The fun over, now it was time for English class. The children were studying a passage in a grammar textbook from Oxford University Press. In large print, it read: "I am flying to New York at the weekend. I am staying with my Uncle Joe and Jane."

Jericho has been relatively trouble-free but there is tension between the town and nearby Zionist settlements. Western children have Hallowe'en bogeymen, children in Jericho fear the settlers will come in the night. "Even the word `settler' scares them," a teacher said. Meanwhile, settler children are scared of Arab terrorists.

Jericho is a lush oasis in the middle of the desert; so beautiful that Marc Antony made a gift of the place to Cleopatra. Before the latest disturbances, Israelis used to come in their hundreds from Jerusalem to gamble the night away in the luxurious casino attached to the Intercontinental Hotel. It closed on Tuesday.

Tourists would also come to visit the Biblical sites or float in the nearby Dead Sea.
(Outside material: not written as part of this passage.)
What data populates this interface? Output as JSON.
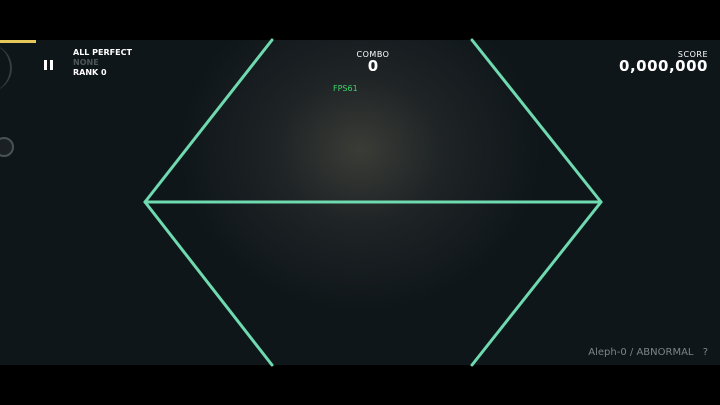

Now there are no passengers for the cablecars which used to bring a thousand tourists a day up the Mount of Temptation where the Devil tempted Jesus to end his 40-day fast by turning stones into bread and provoked the famously brusque response, "Get thee behind me, Satan." A Greek Orthodox monastery has been built on the spot and a sign outside says: "Weapons should not be taken on to the premises." Only in the Middle East.